Washington Fresh U.S. combat casualties show the continuing danger five months into the anti-terror campaign in Afghanistan even as the Pentagon prepares to expand it to other countries.
In one of the largest joint operations of the war, a U.S.-led force of 1,500 Afghan allies, U.S. special forces and troops from the Army's 101st Airborne assault troops assembled for a battle that began Friday night against regrouping Taliban and al-Qaida, a U.S. defense official said Saturday.
The Pentagon said one American and two Afghans allies were killed, and that an unspecified number from each country were wounded.
Afghan fighters interviewed in Gardez, in eastern Afghanistan, said Americans told them there were about 4,000 al-Qaida and Taliban warriors holed up in the mountains.
For the first time, warplanes dropped newly developed bombs designed to send suffocating blasts through cave complexes, military officials said. The "thermobaric" bombs were tested in December and officials said in January that they would be rushed to the region for the war.

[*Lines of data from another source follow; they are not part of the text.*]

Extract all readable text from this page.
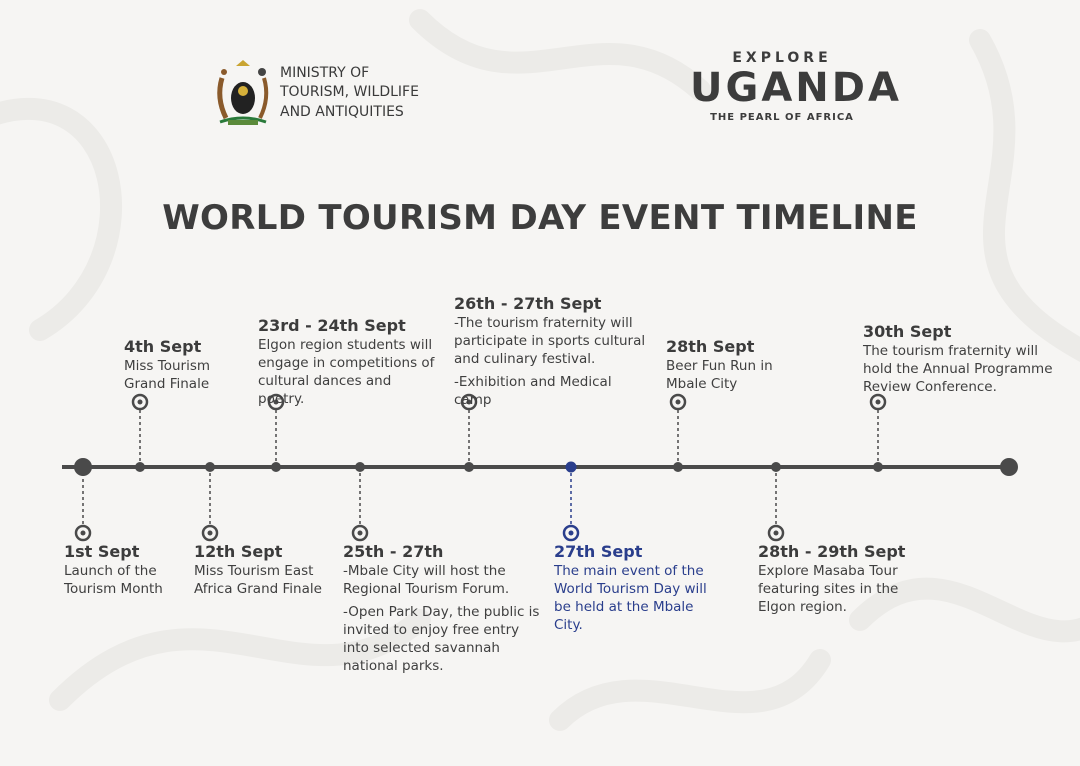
MINISTRY OF TOURISM, WILDLIFE AND ANTIQUITIES
EXPLORE
UGANDA
THE PEARL OF AFRICA
WORLD TOURISM DAY EVENT TIMELINE
1st Sept

Launch of the Tourism Month

4th Sept

Miss Tourism Grand Finale

12th Sept

Miss Tourism East Africa Grand Finale

23rd - 24th Sept

Elgon region students will engage in competitions of cultural dances and poetry.

25th - 27th

-Mbale City will host the Regional Tourism Forum.

-Open Park Day, the public is invited to enjoy free entry into selected savannah national parks.

26th - 27th Sept

-The tourism fraternity will participate in sports cultural and culinary festival.

-Exhibition and Medical camp

27th Sept

The main event of the World Tourism Day will be held at the Mbale City.

28th Sept

Beer Fun Run in Mbale City

28th - 29th Sept

Explore Masaba Tour featuring sites in the Elgon region.

30th Sept

The tourism fraternity will hold the Annual Programme Review Conference.
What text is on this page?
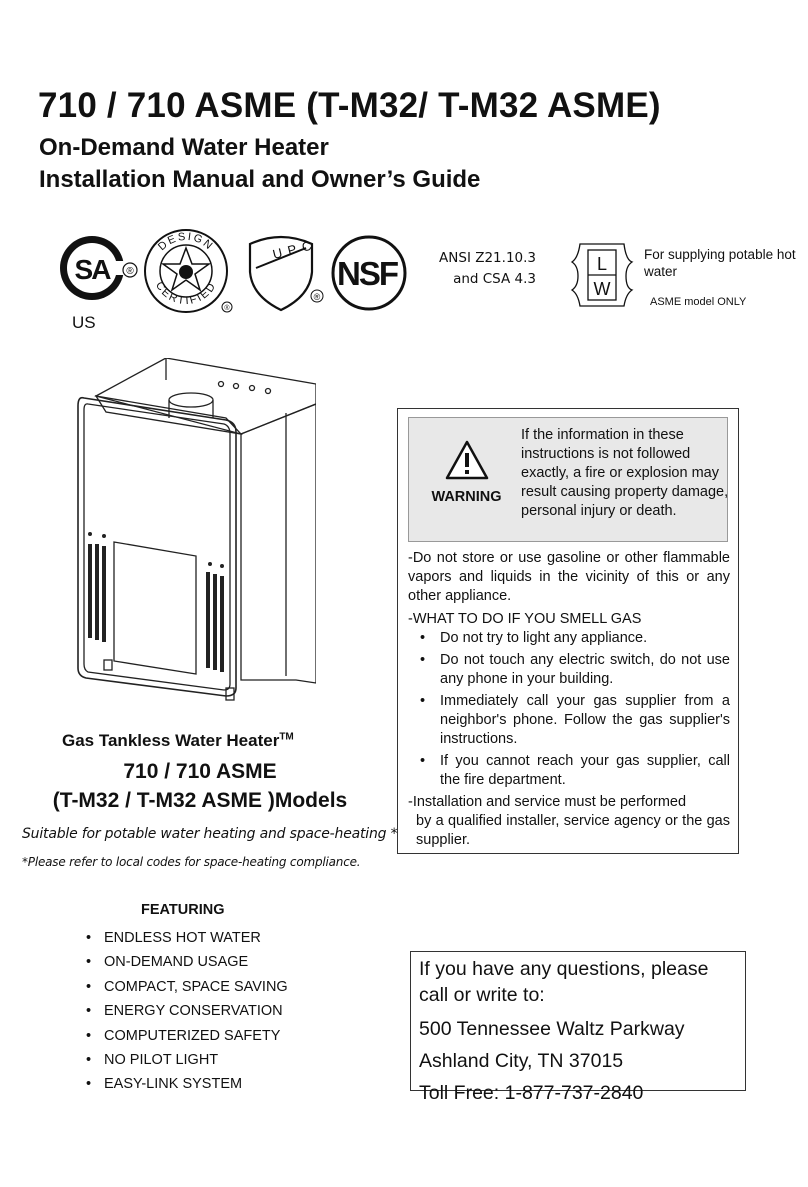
710 / 710 ASME (T-M32/ T-M32 ASME)
On-Demand Water Heater
Installation Manual and Owner’s Guide
SA ®
US
DESIGN
CERTIFIED
®
UPC
®
NSF	ANSI Z21.10.3
and CSA 4.3
L
W
For supplying potable hot water
ASME model ONLY
Gas Tankless Water Heater™
710 / 710 ASME
(T-M32 / T-M32 ASME )Models
Suitable for potable water heating and space-heating *
*Please refer to local codes for space-heating compliance.
FEATURING
• ENDLESS HOT WATER
• ON-DEMAND USAGE
• COMPACT, SPACE SAVING
• ENERGY CONSERVATION
• COMPUTERIZED SAFETY
• NO PILOT LIGHT
• EASY-LINK SYSTEM
WARNING
If the information in these instructions is not followed exactly, a fire or explosion may result causing property damage, personal injury or death.

-Do not store or use gasoline or other flammable vapors and liquids in the vicinity of this or any other appliance.

-WHAT TO DO IF YOU SMELL GAS

• Do not try to light any appliance.
• Do not touch any electric switch, do not use any phone in your building.
• Immediately call your gas supplier from a neighbor's phone. Follow the gas supplier's instructions.
• If you cannot reach your gas supplier, call the fire department.

-Installation and service must be performed

by a qualified installer, service agency or the gas supplier.

If you have any questions, please
call or write to:
500 Tennessee Waltz Parkway
Ashland City, TN 37015
Toll Free: 1-877-737-2840
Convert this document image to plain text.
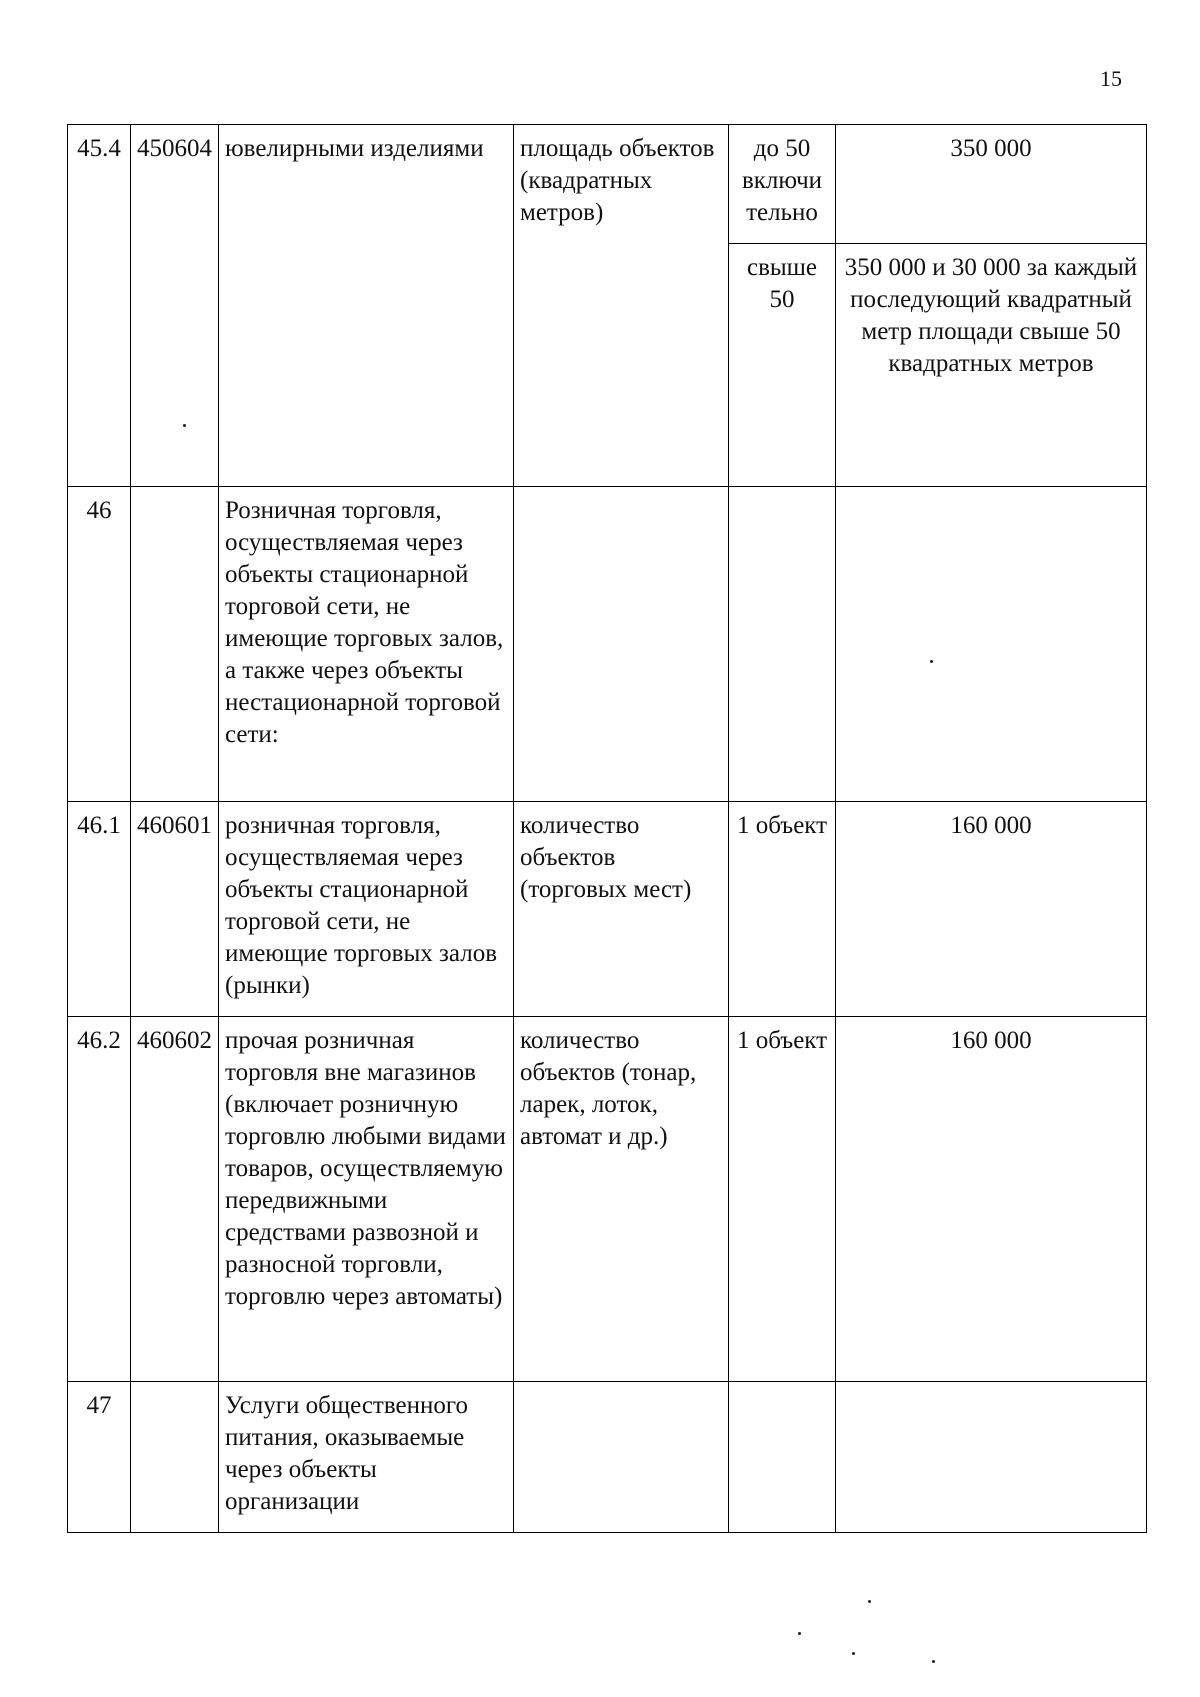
15
45.4	450604	ювелирными изделиями	площадь объектов (квадратных метров)	до 50 включи тельно	350 000
				свыше 50	350 000 и 30 000 за каждый последующий квадратный метр площади свыше 50 квадратных метров
46		Розничная торговля, осуществляемая через объекты стационарной торговой сети, не имеющие торговых залов, а также через объекты нестационарной торговой сети:			
46.1	460601	розничная торговля, осуществляемая через объекты стационарной торговой сети, не имеющие торговых залов (рынки)	количество объектов (торговых мест)	1 объект	160 000
46.2	460602	прочая розничная торговля вне магазинов (включает розничную торговлю любыми видами товаров, осуществляемую передвижными средствами развозной и разносной торговли, торговлю через автоматы)	количество объектов (тонар, ларек, лоток, автомат и др.)	1 объект	160 000
47		Услуги общественного питания, оказываемые через объекты организации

The battle was yet another example of how hard it is to stamp out the terrorists and their supporters in Afghanistan, months after the Taliban abandoned their stronghold of Kandahar and al-Qaida fighters were pushed from Tora Bora - what at that time was called their last stronghold.
"We've said all along that it is not over," Pentagon spokeswoman Victoria Clarke said hours before the bombing began.
More than a week of bombing to destroy caves and ammunition was needed in January at a huge cave complex at Zawar Kili - also after the discovery that enemy figures had been regrouping there.
President Bush learned of the combat death of the death of the American soldier from Condoleezza Rice, his national security adviser, while at Camp David, the presidential retreat in western Maryland, a White House spokesman said.
The new assault at Gardez came at the end of a week in which U.S. officials said Bush was planning to send troops to Yemen and the former Soviet Republic of Georgia, expanding the number of countries into which special forces are training local militaries to fight terrorism.
Administration officials said Friday that Bush had given the go-ahead to dispatch U.S. troops to Yemen. A Yemeni official said Saturday that he expects 100 Americans to arrive soon to train 2,000 Yemeni military personnel at a coast guard training center to be built in Aden.
That is the of the October 2000 attack that killed 17 American sailors on the USS Cole.
Washington has been pushing Yemen for greater cooperation against terrorism since the suicide bombing, which like the Sept. 11 attacks on America, was blamed on Osama bin Laden's al-Qaida network.
Officials said last week that as many as 200 Americans would deploy to help train the military in Georgia, amid sketchy reports terrorists have taken refuge in the Pankisi Gorge near Georgia's border with Russia's breakaway region of Chechnya.
Last month, 160 special forces troops, were sent to the Philippines to help train local armed forces battling the Muslim extremist Abu Sayyaf group, which has been loosely linked to al-Qaida.